En los orígenes de la filosofía, tal como la entendemos ahora, las preguntas sobre el universo estaban entre los intereses de aquellos sabios de la época arcaica que nos ofrecieron algunas de sus respuestas, recurriendo a un nuevo lenguaje, distinto al de los símbolos o los mitos de las antiguas cosmogonías. Y desde hace bastantes años, los científicos han recurrido a aquellas explicaciones, un tanto enigmáticas, para argumentar sus nuevas pesquisas y han hallado que había mucha verdad en las palabras de un Anaximandro, o de un Pitágoras, por citar solo dos ejemplos paradigmáticos.
Poco a poco, lo que encuentran los sabios actuales empieza a parecerse a esos relatos, como si la filosofía y la alta ciencia se hermanaran en la búsqueda, y quizá también en sus orígenes, pues desde el principio, el conocimiento estaba unificado y esas dos disciplinas se desarrollaron conjuntamente.

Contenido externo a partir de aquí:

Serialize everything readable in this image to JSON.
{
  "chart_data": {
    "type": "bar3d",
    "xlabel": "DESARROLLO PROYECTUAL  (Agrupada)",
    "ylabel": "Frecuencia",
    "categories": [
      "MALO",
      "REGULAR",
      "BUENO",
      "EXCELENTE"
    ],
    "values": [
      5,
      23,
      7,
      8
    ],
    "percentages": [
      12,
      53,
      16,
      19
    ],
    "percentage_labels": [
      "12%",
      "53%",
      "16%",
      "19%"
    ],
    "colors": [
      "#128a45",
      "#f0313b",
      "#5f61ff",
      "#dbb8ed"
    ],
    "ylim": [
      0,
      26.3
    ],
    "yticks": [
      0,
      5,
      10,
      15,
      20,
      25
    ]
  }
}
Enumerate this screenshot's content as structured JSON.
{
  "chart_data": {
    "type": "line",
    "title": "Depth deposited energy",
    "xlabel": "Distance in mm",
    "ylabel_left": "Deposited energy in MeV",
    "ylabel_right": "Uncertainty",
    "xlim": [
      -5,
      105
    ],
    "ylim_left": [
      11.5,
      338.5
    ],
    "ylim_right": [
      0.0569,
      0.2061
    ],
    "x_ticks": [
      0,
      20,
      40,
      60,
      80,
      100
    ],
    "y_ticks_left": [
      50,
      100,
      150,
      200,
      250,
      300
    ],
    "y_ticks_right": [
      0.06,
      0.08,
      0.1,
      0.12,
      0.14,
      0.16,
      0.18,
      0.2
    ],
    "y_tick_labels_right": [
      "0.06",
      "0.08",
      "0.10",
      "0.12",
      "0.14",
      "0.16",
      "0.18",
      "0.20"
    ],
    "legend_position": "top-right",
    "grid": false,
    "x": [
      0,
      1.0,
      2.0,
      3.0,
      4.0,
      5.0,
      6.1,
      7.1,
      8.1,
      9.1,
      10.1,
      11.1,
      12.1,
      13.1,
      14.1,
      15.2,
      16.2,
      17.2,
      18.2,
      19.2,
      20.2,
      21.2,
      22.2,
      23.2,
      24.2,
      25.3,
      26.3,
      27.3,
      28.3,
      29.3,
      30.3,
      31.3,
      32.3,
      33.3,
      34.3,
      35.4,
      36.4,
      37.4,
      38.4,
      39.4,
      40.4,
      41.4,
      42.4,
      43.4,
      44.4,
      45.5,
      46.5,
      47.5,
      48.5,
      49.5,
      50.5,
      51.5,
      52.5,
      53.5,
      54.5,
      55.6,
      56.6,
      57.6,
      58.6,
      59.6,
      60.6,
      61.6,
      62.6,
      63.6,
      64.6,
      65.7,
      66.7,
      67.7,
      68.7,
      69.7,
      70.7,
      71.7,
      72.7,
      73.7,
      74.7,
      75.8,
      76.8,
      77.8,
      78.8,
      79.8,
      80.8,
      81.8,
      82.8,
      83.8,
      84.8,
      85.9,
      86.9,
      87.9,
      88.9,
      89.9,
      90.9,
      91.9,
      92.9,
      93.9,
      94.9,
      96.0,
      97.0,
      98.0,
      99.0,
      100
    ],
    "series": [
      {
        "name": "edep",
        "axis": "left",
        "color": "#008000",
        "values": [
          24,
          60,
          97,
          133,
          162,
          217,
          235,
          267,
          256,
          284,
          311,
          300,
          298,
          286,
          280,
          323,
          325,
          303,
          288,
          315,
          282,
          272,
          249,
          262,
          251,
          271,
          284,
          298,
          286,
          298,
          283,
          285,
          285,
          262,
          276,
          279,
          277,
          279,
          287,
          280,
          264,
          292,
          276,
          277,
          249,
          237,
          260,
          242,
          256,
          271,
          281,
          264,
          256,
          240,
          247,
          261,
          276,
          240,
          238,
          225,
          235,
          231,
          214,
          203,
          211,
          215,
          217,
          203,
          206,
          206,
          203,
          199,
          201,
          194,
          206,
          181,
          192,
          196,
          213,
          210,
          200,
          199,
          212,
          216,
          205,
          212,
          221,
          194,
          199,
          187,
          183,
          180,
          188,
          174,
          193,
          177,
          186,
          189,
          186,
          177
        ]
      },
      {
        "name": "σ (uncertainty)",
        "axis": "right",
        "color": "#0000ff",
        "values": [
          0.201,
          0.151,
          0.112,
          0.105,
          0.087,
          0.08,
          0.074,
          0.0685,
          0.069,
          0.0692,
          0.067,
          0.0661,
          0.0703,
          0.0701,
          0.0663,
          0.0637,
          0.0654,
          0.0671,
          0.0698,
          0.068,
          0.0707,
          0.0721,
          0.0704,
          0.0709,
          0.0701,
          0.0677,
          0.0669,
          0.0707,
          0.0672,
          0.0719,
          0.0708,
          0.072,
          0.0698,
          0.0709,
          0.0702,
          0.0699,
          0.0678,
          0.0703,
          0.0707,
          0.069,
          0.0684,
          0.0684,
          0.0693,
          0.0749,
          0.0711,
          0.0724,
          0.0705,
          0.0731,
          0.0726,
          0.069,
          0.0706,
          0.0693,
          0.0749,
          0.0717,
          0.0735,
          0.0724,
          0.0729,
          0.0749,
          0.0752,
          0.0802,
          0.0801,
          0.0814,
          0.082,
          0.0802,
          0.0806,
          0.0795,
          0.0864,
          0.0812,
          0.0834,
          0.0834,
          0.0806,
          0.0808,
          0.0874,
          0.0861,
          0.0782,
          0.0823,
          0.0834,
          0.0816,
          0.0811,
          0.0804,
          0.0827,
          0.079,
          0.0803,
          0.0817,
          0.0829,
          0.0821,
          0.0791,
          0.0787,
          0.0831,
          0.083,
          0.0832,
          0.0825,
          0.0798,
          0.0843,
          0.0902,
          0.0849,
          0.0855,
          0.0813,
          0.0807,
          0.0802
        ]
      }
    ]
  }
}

Volver a mirar el universo con ojos filosóficos o científicos ya no es tan divergente ni contradictorio y, además, surgen términos evocadores, como el de «materia oscura», que nos explica una de nuestras colaboradoras de manera sencilla y sugerente. Mirar el universo así es algo nuevo, aunque sus raíces son antiguas y los paradigmas que van surgiendo a medida que se confirman las intuiciones de los investigadores nos muestran una nueva ciencia esperanzadora que la filosofía nos ayuda a entender.
Aspirar a conocer los orígenes del universo es un enorme desafío para los seres humanos y nuestra capacidad para ensanchar el ámbito de nuestra mente. El mito de Prometeo, al que se refiere otro de nuestros colaboradores, sostiene el anhelo de saber como lo que mejor define nuestra naturaleza.